Being disabled and ill in the ways that I am, I feel, very often, that I’m watching life happen rather than experiencing it. Now everyone likes a bit of people watching (and if you read that and claimed otherwise, liar liar pants on fire) but when that’s your life scrolling past you, strolling past the window, with all of the things you wanted to do and experience and see and taste and enjoy and hate… It’s hard to switch to.
You change the way you are going through life. You find the way you speak has changed. It goes from being “oh that’s something I really want to do”, and instead it becomes “that’s something I always wanted to do”. The past tense slips in, almost without you noticing. And it’s not even a miserable thing, it’s a reality thing.

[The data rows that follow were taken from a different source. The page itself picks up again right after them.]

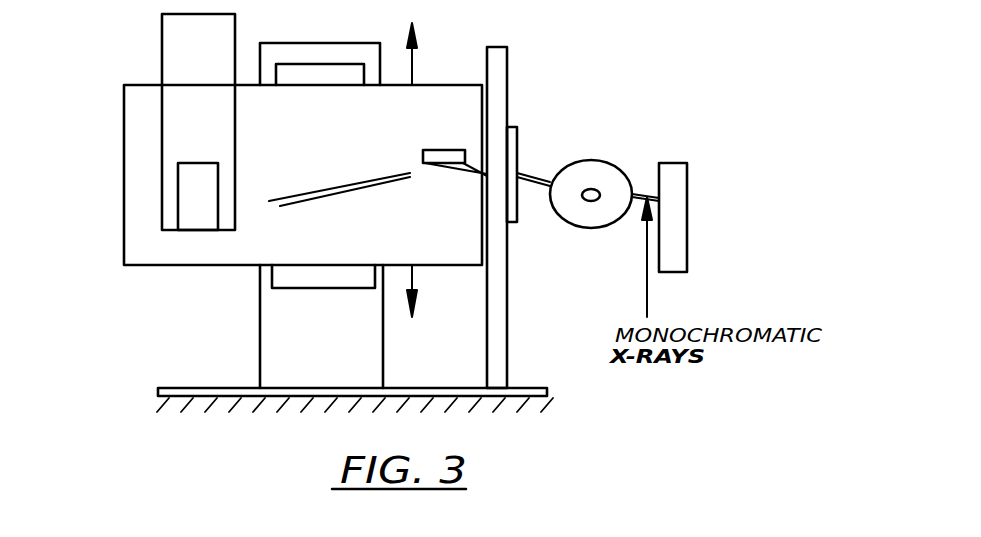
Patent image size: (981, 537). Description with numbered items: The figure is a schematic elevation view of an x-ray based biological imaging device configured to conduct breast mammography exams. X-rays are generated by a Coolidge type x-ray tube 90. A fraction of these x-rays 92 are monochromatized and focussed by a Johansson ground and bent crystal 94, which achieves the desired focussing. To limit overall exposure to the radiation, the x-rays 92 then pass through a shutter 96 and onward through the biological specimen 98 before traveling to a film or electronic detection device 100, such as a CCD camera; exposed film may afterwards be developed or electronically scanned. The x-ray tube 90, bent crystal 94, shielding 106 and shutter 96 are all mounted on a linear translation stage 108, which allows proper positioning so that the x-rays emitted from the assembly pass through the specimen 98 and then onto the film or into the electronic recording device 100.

The x-ray tube 90 is at (313, 242).
The x-rays 92 is at (340, 193).
The bent crystal 94 is at (423, 154).
The shutter 96 is at (513, 222).
The biological specimen 98 is at (589, 161).
The film or electronic detection device 100 is at (687, 250).
The shielding 106 is at (532, 58).
The linear translation stage 108 is at (270, 283).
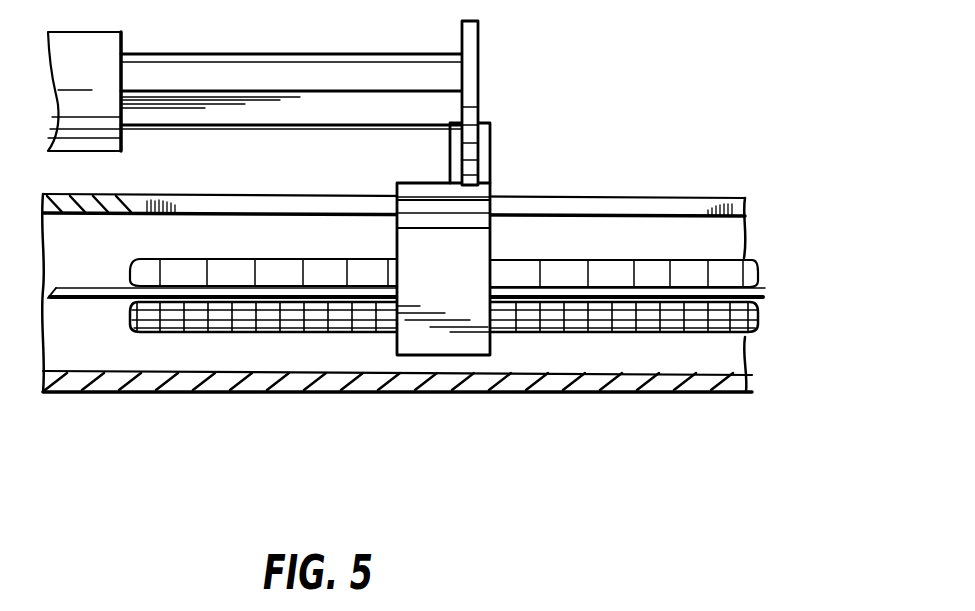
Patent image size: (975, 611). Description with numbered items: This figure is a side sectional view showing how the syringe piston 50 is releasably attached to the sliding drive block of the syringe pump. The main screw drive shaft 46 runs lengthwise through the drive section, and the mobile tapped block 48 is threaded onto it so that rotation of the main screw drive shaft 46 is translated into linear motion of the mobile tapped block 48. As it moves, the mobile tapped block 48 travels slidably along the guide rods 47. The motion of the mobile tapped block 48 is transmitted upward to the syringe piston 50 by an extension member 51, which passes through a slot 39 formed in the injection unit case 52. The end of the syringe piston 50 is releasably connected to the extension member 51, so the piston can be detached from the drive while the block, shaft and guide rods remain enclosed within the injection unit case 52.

The slot 39 is at (682, 205).
The main screw drive shaft 46 is at (743, 273).
The guide rods 47 is at (763, 298).
The mobile tapped block 48 is at (468, 335).
The syringe piston 50 is at (478, 91).
The extension member 51 is at (483, 170).
The injection unit case 52 is at (293, 380).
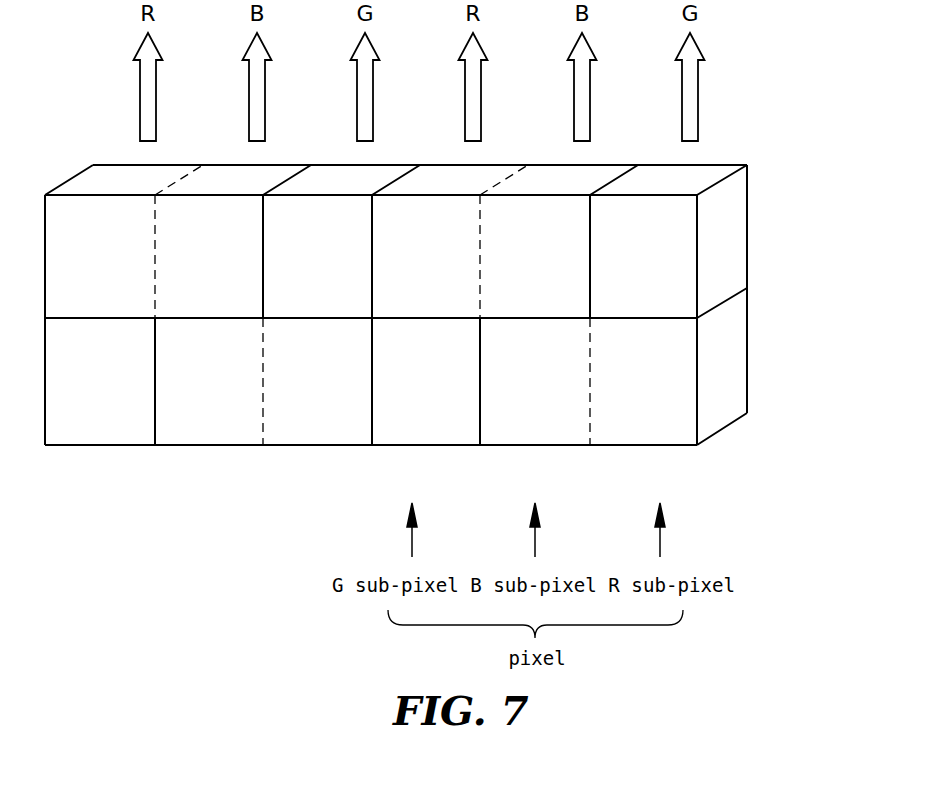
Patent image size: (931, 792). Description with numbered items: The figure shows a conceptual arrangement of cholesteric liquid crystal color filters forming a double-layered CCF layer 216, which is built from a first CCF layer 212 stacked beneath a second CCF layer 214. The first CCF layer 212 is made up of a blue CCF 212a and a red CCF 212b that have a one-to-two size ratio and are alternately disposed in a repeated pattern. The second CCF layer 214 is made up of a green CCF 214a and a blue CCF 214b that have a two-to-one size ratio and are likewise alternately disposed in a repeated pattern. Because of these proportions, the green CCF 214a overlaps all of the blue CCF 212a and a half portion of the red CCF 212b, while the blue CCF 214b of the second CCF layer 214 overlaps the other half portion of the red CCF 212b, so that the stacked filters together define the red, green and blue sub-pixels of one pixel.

The double-layered CCF layer 216 is at (455, 317).
The second CCF layer 214 is at (427, 211).
The first CCF layer 212 is at (427, 409).
The green (G) CCF 214a is at (45, 197).
The blue (B) CCF 214b is at (317, 207).
The blue (B) CCF 212a is at (102, 427).
The red (R) CCF 212b is at (155, 447).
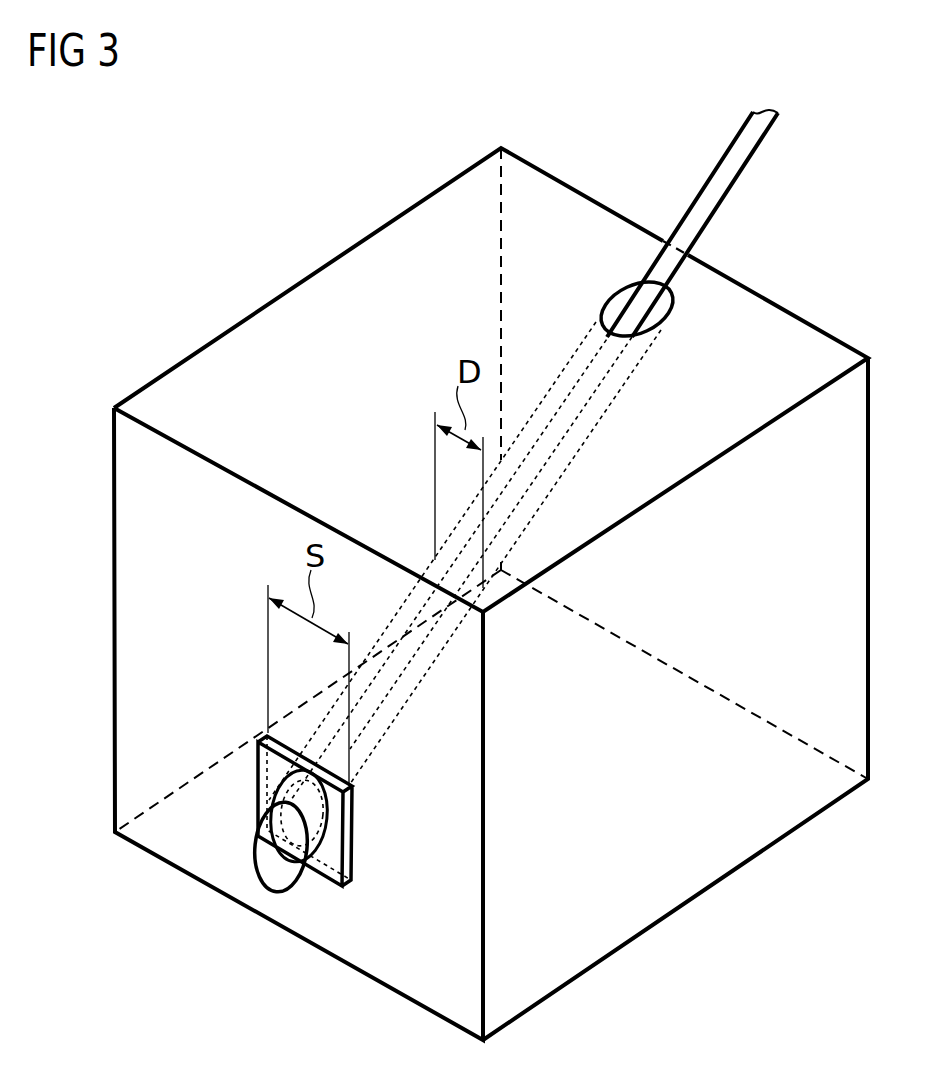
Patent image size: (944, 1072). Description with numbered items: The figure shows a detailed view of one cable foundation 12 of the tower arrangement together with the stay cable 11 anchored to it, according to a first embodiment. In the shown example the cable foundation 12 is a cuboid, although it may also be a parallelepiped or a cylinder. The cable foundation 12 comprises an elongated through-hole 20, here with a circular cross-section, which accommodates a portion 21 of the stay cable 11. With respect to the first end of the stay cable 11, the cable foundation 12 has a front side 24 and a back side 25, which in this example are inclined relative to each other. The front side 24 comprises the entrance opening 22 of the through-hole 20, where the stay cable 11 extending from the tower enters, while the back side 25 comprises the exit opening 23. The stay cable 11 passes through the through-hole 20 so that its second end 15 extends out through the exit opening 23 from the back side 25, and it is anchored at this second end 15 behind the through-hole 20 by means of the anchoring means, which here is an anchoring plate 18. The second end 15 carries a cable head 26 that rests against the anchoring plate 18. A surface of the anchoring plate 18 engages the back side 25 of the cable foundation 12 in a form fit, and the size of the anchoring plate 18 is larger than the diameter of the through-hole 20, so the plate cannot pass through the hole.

The stay cable 11 is at (479, 537).
The cable foundation 12 is at (459, 594).
The second end 15 is at (230, 882).
The anchoring plate 18 is at (340, 819).
The through-hole 20 is at (608, 398).
The portion of the stay cable 21 is at (590, 350).
The entrance opening 22 is at (673, 300).
The exit opening 23 is at (328, 808).
The front side 24 is at (428, 238).
The back side 25 is at (138, 567).
The cable head 26 is at (267, 867).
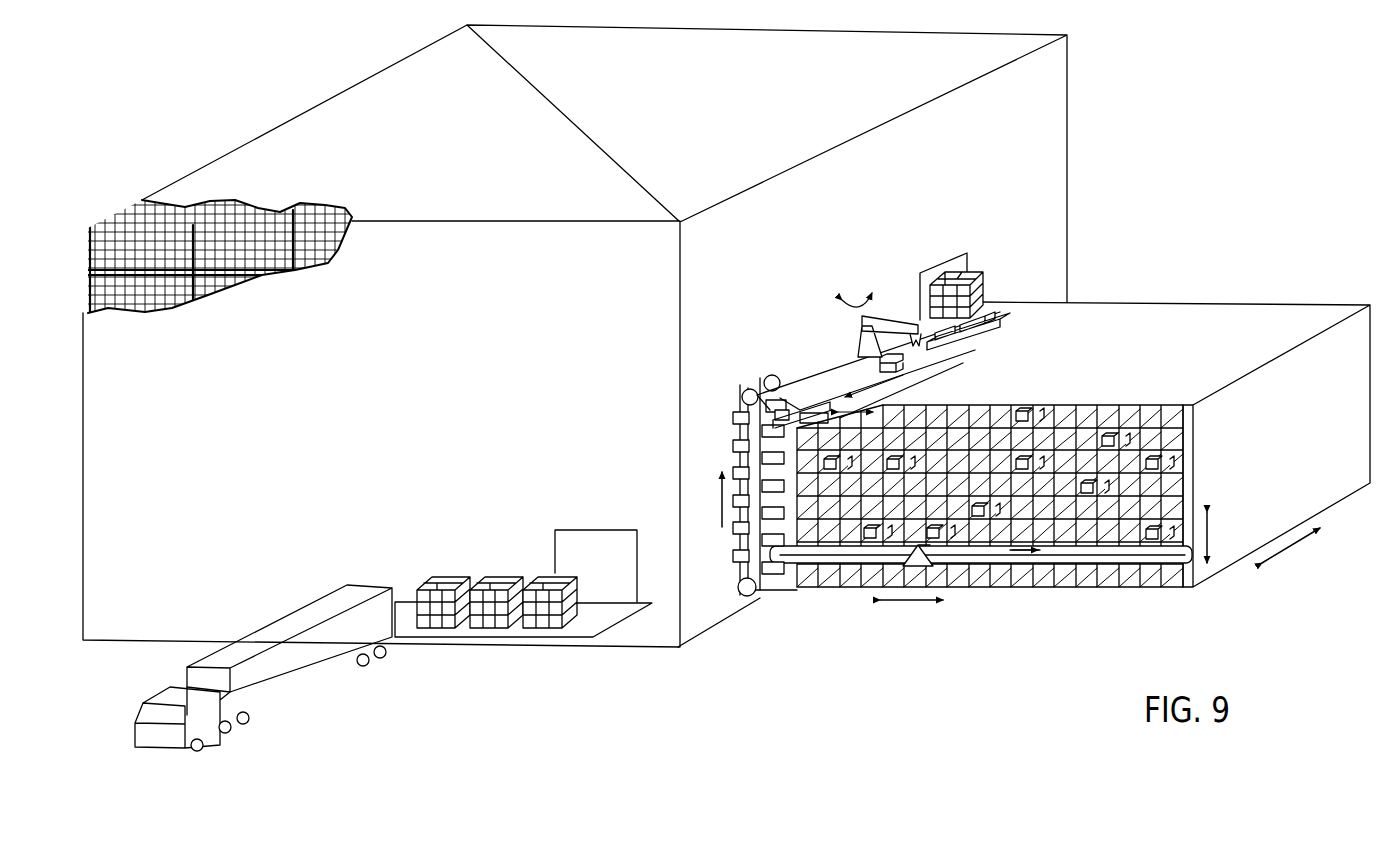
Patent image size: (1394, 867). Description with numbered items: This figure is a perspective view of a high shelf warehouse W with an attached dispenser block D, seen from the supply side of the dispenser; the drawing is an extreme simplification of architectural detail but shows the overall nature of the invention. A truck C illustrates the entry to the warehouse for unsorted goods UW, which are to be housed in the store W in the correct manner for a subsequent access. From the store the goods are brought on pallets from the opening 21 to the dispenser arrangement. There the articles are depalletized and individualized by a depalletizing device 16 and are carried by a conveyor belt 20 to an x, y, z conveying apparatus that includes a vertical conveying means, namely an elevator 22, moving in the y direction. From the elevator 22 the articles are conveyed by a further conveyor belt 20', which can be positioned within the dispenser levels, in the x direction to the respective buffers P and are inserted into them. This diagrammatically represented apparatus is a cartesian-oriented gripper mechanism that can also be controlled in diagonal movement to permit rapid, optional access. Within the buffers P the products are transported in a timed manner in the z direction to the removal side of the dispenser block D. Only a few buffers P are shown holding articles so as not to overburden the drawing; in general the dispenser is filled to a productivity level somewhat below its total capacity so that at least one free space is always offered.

The high shelf warehouse W is at (213, 302).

Before I became ill, one of my aims was always a dream trip to Egypt, where I would go into all the tombs, walk around the pyramids, sail down the Nile, probably end up on a camel at some point (we’ll ignore the fact that they have NO connection to ancient times, there are some exceptions you have to make as a tourist), spend hours (days) in the museum, and lose myself completely in the wonder and amazement. This happening, at some point in my life, even if it took me 30 to save for, was a fact. It would happen. There was no question about it.
Now I know full well that it won’t. I will never do that. Any of it.
So I make do with my books when I can read them, following people online who are doing all of those things (maybe minus the camels, I think there is a novelty factor there and you don’t repeat it), I watch all the documentaries repeatedly to the point I know them word for word. I also – confession time – read all the historical fiction I can get my hands on. Yes I do. To the point where I can almost feel the heat on the back of my neck, can touch the sand, can feel the tears on my face when these wonders come in to view.
You just change your view. Being ill, and staying ill, is an on going process, and so is the way you feel about it. And that is okay.